The leaf and the bark of the cinnamon tree each yield essential oils that are chemically different. Cinnamon leaf oil contains a high percentage of the phenol eugenol, also found in clove. This may irritate the liver in repeated doses. It has a milder smell, and can be used in diluted form in topical and perfume applications. Cinnamon leaf oil makes pleasant aromatic diffuser blends and works well to combat sleepiness. Cinnamon bark oil contains cinnamic aldehydes, which is an excellent infection fighter. This makes cinnamon bark the oil of choice for severe infections. Cinnamon bark oil is also effective for stimulating menstruation and helping with uterine contractions during childbirth. However, the bark oil is quite irritating to the skin and should not be used topically.


Botanical Name: Cinnamomum zeylanicum
Note: Middle
Odor Intensity: High
Honey & Cinnamon
Key Uses: (Leaf and Bark Oil)
Candida
Colds and flu
Digestion, sluggish
Indigestion, dyspepsia
Infection
Infectious diseases
Muscle pain
Nervous exhaustion
Parasites

Leaf:                                             Bark:
Lice, scabies                               Childbirth
Immunostimulant                         Diabetes
Severe infection

Aroma: Spicy, hot, sweet, sharp. Cinnamon leaf has a clove-like smell

Blends well with: Mandarin, Frankincense, Ylang Ylang

Parts used: Bark or leaves

Health Properties of Cinnamon: Anthelmintic, antidiarrheal, antimicrobial, antiputrescent, astringent, aphrodisiac, digestive, emmenagogue, homeostatic, parasiticide, spasmolytic, stimulant, stomachic, vermifuge.

Emotional Concerns: Frigidity, faintness, depression, nervous exhaustion.

Medicinal Benefits of Cinnamon~ Contraindications: Cinnamon is a skin irritant. Use sparingly and never use undiluted. Do not use during pregnancy or on small children.  The eugenol content in cinnamon may inhibit blood clotting. Do not use on people with slow blood clotting, hemophilia or those who are taking warfarin or other blood thinners. Do not use concurrently with Tylenol (acetominophen). Do not use in cases of liver or kidney disease.

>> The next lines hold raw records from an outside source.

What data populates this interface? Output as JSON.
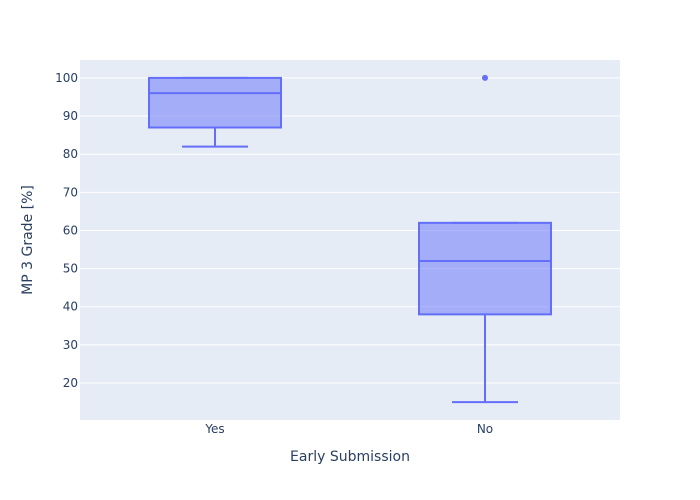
{
  "chart_data": {
    "type": "box",
    "xlabel": "Early Submission",
    "ylabel": "MP 3 Grade [%]",
    "categories": [
      "Yes",
      "No"
    ],
    "boxes": [
      {
        "category": "Yes",
        "min": 82,
        "q1": 87,
        "median": 96,
        "q3": 100,
        "max": 100,
        "outliers": []
      },
      {
        "category": "No",
        "min": 15,
        "q1": 38,
        "median": 52,
        "q3": 62,
        "max": 62,
        "outliers": [
          100
        ]
      }
    ],
    "yticks": [
      20,
      30,
      40,
      50,
      60,
      70,
      80,
      90,
      100
    ],
    "ylim": [
      10.3,
      104.7
    ],
    "grid": true,
    "legend": "none",
    "colors": {
      "plot_bg": "#e5ecf6",
      "grid": "#ffffff",
      "box_line": "#636efa",
      "box_fill": "rgba(99,110,250,0.5)",
      "text": "#2a3f5f"
    }
  }
}
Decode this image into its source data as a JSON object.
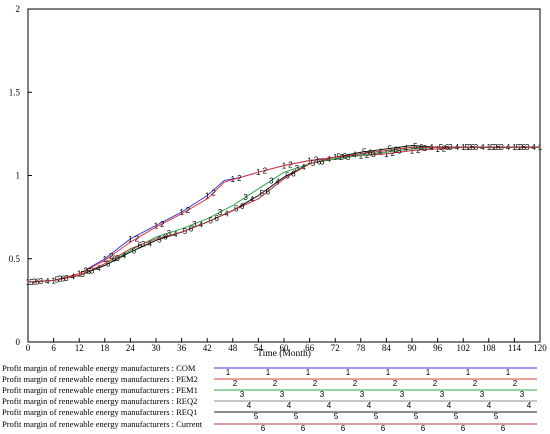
{
  "chart_data": {
    "type": "line",
    "xlabel": "Time (Month)",
    "ylabel": "",
    "xlim": [
      0,
      120
    ],
    "ylim": [
      0,
      2
    ],
    "x_ticks": [
      0,
      6,
      12,
      18,
      24,
      30,
      36,
      42,
      48,
      54,
      60,
      66,
      72,
      78,
      84,
      90,
      96,
      102,
      108,
      114,
      120
    ],
    "y_ticks": [
      0,
      0.5,
      1,
      1.5,
      2
    ],
    "x_tick_labels": [
      "0",
      "6",
      "12",
      "18",
      "24",
      "30",
      "36",
      "42",
      "48",
      "54",
      "60",
      "66",
      "72",
      "78",
      "84",
      "90",
      "96",
      "102",
      "108",
      "114",
      "120"
    ],
    "y_tick_labels": [
      "0",
      "0.5",
      "1",
      "1.5",
      "2"
    ],
    "grid": false,
    "legend_position": "bottom",
    "series": [
      {
        "name": "Profit margin of renewable energy manufacturers : COM",
        "marker": "1",
        "color": "#3b3bdc",
        "x": [
          0,
          6,
          12,
          18,
          24,
          30,
          36,
          42,
          46,
          50,
          54,
          60,
          66,
          72,
          78,
          84,
          90,
          96,
          102,
          108,
          114,
          120
        ],
        "y": [
          0.36,
          0.37,
          0.41,
          0.5,
          0.62,
          0.7,
          0.78,
          0.88,
          0.97,
          0.99,
          1.02,
          1.06,
          1.09,
          1.11,
          1.12,
          1.13,
          1.15,
          1.16,
          1.17,
          1.17,
          1.17,
          1.17
        ]
      },
      {
        "name": "Profit margin of renewable energy manufacturers : PEM2",
        "marker": "2",
        "color": "#e03c3c",
        "x": [
          0,
          6,
          12,
          18,
          24,
          30,
          36,
          42,
          46,
          50,
          54,
          60,
          66,
          72,
          78,
          84,
          90,
          96,
          102,
          108,
          114,
          120
        ],
        "y": [
          0.36,
          0.37,
          0.41,
          0.49,
          0.6,
          0.69,
          0.77,
          0.86,
          0.96,
          0.99,
          1.02,
          1.06,
          1.09,
          1.11,
          1.12,
          1.13,
          1.15,
          1.16,
          1.17,
          1.17,
          1.17,
          1.17
        ]
      },
      {
        "name": "Profit margin of renewable energy manufacturers : PEM1",
        "marker": "3",
        "color": "#2aa84a",
        "x": [
          0,
          6,
          12,
          18,
          24,
          30,
          36,
          42,
          48,
          54,
          60,
          66,
          72,
          78,
          84,
          90,
          96,
          102,
          108,
          114,
          120
        ],
        "y": [
          0.36,
          0.37,
          0.4,
          0.46,
          0.55,
          0.63,
          0.68,
          0.74,
          0.82,
          0.92,
          1.02,
          1.07,
          1.1,
          1.12,
          1.14,
          1.16,
          1.17,
          1.17,
          1.17,
          1.17,
          1.17
        ]
      },
      {
        "name": "Profit margin of renewable energy manufacturers : REQ2",
        "marker": "4",
        "color": "#8c8c8c",
        "x": [
          0,
          6,
          12,
          18,
          24,
          30,
          36,
          42,
          48,
          54,
          60,
          66,
          72,
          78,
          84,
          90,
          96,
          102,
          108,
          114,
          120
        ],
        "y": [
          0.36,
          0.37,
          0.4,
          0.46,
          0.54,
          0.61,
          0.66,
          0.72,
          0.79,
          0.88,
          0.99,
          1.07,
          1.11,
          1.13,
          1.15,
          1.17,
          1.17,
          1.17,
          1.17,
          1.17,
          1.17
        ]
      },
      {
        "name": "Profit margin of renewable energy manufacturers : REQ1",
        "marker": "5",
        "color": "#1a1a1a",
        "x": [
          0,
          6,
          12,
          18,
          24,
          30,
          36,
          42,
          48,
          54,
          60,
          66,
          72,
          78,
          84,
          90,
          96,
          102,
          108,
          114,
          120
        ],
        "y": [
          0.36,
          0.37,
          0.4,
          0.46,
          0.54,
          0.61,
          0.66,
          0.72,
          0.79,
          0.88,
          0.99,
          1.07,
          1.11,
          1.14,
          1.16,
          1.18,
          1.17,
          1.17,
          1.17,
          1.17,
          1.17
        ]
      },
      {
        "name": "Profit margin of renewable energy manufacturers : Current",
        "marker": "6",
        "color": "#b33a3a",
        "x": [
          0,
          6,
          12,
          18,
          24,
          30,
          36,
          42,
          48,
          54,
          60,
          66,
          72,
          78,
          84,
          90,
          96,
          102,
          108,
          114,
          120
        ],
        "y": [
          0.36,
          0.37,
          0.4,
          0.47,
          0.56,
          0.62,
          0.66,
          0.72,
          0.79,
          0.86,
          0.98,
          1.07,
          1.11,
          1.13,
          1.15,
          1.17,
          1.17,
          1.17,
          1.17,
          1.17,
          1.17
        ]
      }
    ]
  }
}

Both essential oils are excellent antifungals, antivirals and antibacterials. They stimulate digestion and may be used to destroy intestinal parasites.

Aromatic Cinnamon Immunity Blend:
3 drops Cinnamon leaf
2 drops Frankincense
3 drops Mandarin
1 drop Myrrh

Place on cotton pad of wall diffuser. Or dilute in 1 ounce of massage oil for an aromatic, immune-stimulating massage.

Muscle Pain Reliever:
4 drops Cinnamon
5 drops Marjoram
3 drops Roman Chamomile

Mix with 2 ounces massage oil and rub into sore muscles.